Many times I crawled to my computer, trying to formulate words about reports of rape and sexual violence in 2012.  Each time I found my through-line of how I wanted to write it, a new headline caught my eye.  First it was the high school rape story from my home state of Ohio, the Steubenville football rape case, located just a few hours north of me.

Then it was the gang rape of a young woman in Delhi, India.  Then it was the news of her death.

What is there to say about rape that hasn’t already been said?

What moronic statements are left to utter about how women’s bodies have a way to “shut that whole thing” down?  Or how rape is comparable to having a child out of wedlock?  And these are just the national headlines.

One thing I am certain is that most rape survivors do not turn on the news to understand rape culture, they need only look at their own lives, their own communities.

What is there to say about rape that hasn’t already been said?

How many US-centric statements are there to make about India’s uproar, as if the United States stands at a pristine pulpit to judge?

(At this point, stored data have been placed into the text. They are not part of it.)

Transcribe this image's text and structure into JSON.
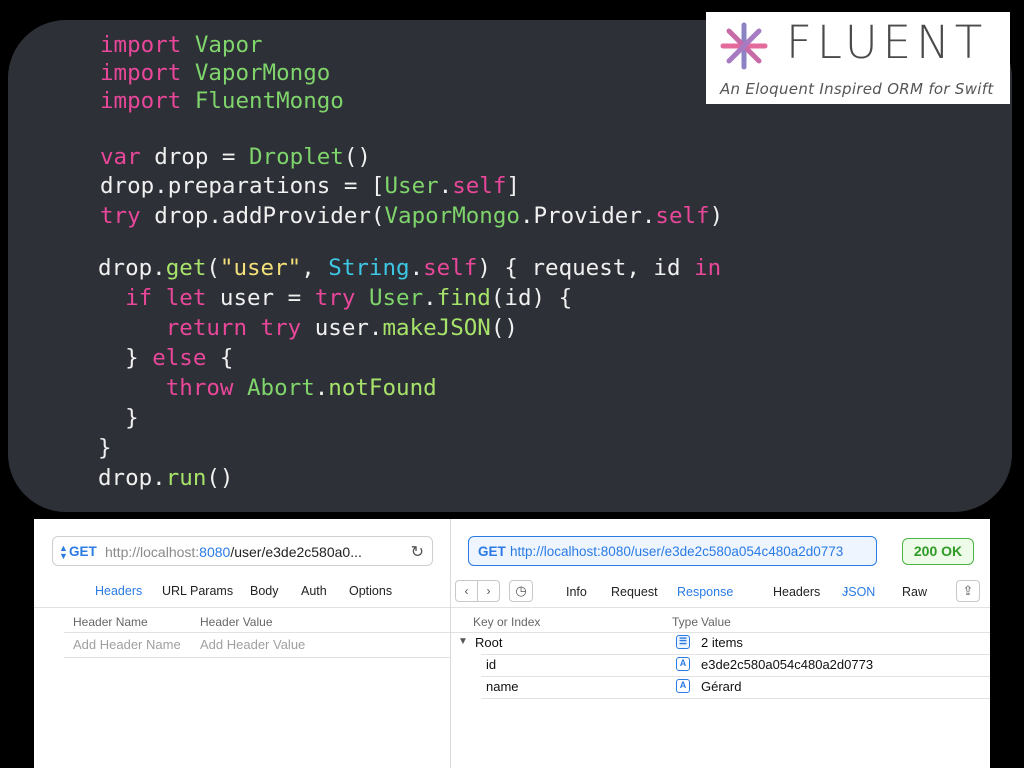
{
  "code": {
    "lines": [
      [
        [
          "import ",
          "kw"
        ],
        [
          "Vapor",
          "ty"
        ]
      ],
      [
        [
          "import ",
          "kw"
        ],
        [
          "VaporMongo",
          "ty"
        ]
      ],
      [
        [
          "import ",
          "kw"
        ],
        [
          "FluentMongo",
          "ty"
        ]
      ],
      [],
      [
        [
          "var ",
          "kw"
        ],
        [
          "drop = ",
          "pl"
        ],
        [
          "Droplet",
          "ty"
        ],
        [
          "()",
          "pl"
        ]
      ],
      [
        [
          "drop.preparations = [",
          "pl"
        ],
        [
          "User",
          "ty"
        ],
        [
          ".",
          "pl"
        ],
        [
          "self",
          "kw"
        ],
        [
          "]",
          "pl"
        ]
      ],
      [
        [
          "try ",
          "kw"
        ],
        [
          "drop.addProvider(",
          "pl"
        ],
        [
          "VaporMongo",
          "ty"
        ],
        [
          ".Provider.",
          "pl"
        ],
        [
          "self",
          "kw"
        ],
        [
          ")",
          "pl"
        ]
      ],
      [
        [
          "drop.",
          "pl"
        ],
        [
          "get",
          "fn"
        ],
        [
          "(",
          "pl"
        ],
        [
          "\"user\"",
          "st"
        ],
        [
          ", ",
          "pl"
        ],
        [
          "String",
          "cy"
        ],
        [
          ".",
          "pl"
        ],
        [
          "self",
          "kw"
        ],
        [
          ") { request, id ",
          "pl"
        ],
        [
          "in",
          "kw"
        ]
      ],
      [
        [
          "  if let ",
          "kw"
        ],
        [
          "user = ",
          "pl"
        ],
        [
          "try ",
          "kw"
        ],
        [
          "User",
          "ty"
        ],
        [
          ".",
          "pl"
        ],
        [
          "find",
          "fn"
        ],
        [
          "(id) {",
          "pl"
        ]
      ],
      [
        [
          "     return try ",
          "kw"
        ],
        [
          "user.",
          "pl"
        ],
        [
          "makeJSON",
          "fn"
        ],
        [
          "()",
          "pl"
        ]
      ],
      [
        [
          "  } ",
          "pl"
        ],
        [
          "else",
          "kw"
        ],
        [
          " {",
          "pl"
        ]
      ],
      [
        [
          "     throw ",
          "kw"
        ],
        [
          "Abort",
          "ty"
        ],
        [
          ".",
          "pl"
        ],
        [
          "notFound",
          "fn"
        ]
      ],
      [
        [
          "  }",
          "pl"
        ]
      ],
      [
        [
          "}",
          "pl"
        ]
      ],
      [
        [
          "drop.",
          "pl"
        ],
        [
          "run",
          "fn"
        ],
        [
          "()",
          "pl"
        ]
      ]
    ]
  },
  "logo": {
    "word": "FLUENT",
    "tagline": "An Eloquent Inspired ORM for Swift"
  },
  "request": {
    "method": "GET",
    "url_host": "http://localhost:",
    "url_port": "8080",
    "url_path": "/user/e3de2c580a0...",
    "tabs": [
      "Headers",
      "URL Params",
      "Body",
      "Auth",
      "Options"
    ],
    "columns": [
      "Header Name",
      "Header Value"
    ],
    "placeholders": [
      "Add Header Name",
      "Add Header Value"
    ]
  },
  "response": {
    "method": "GET",
    "url": "http://localhost:8080/user/e3de2c580a054c480a2d0773",
    "status": "200 OK",
    "nav_tabs": [
      "Info",
      "Request",
      "Response",
      "Headers",
      "JSON",
      "Raw"
    ],
    "columns": [
      "Key or Index",
      "Type",
      "Value"
    ],
    "rows": [
      {
        "key": "Root",
        "type_icon": "list-icon",
        "value": "2 items"
      },
      {
        "key": "id",
        "type_icon": "A",
        "value": "e3de2c580a054c480a2d0773"
      },
      {
        "key": "name",
        "type_icon": "A",
        "value": "Gérard"
      }
    ]
  }
}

The only thing left to say about rape has to come from survivors themselves.  And that was the Dear Sister Anthology does. It gives the first and last say, it gives what is not often ignored: the voices and stories of the survivors who want to share their stories with other survivors and the world.

I had a whole blog post planned, a gathering of thoughts about all the sickness of rape, the harrowing world we live in that teaches our young children to accept despicable violence, but I don’t think the world/internet/readers need that.  You don’t need to hear more of the same.  You need to hear from survivors.

Wait for the Dear Sister Anthology (Fall/Winter 2013, AK Press) and hear from them yourselves.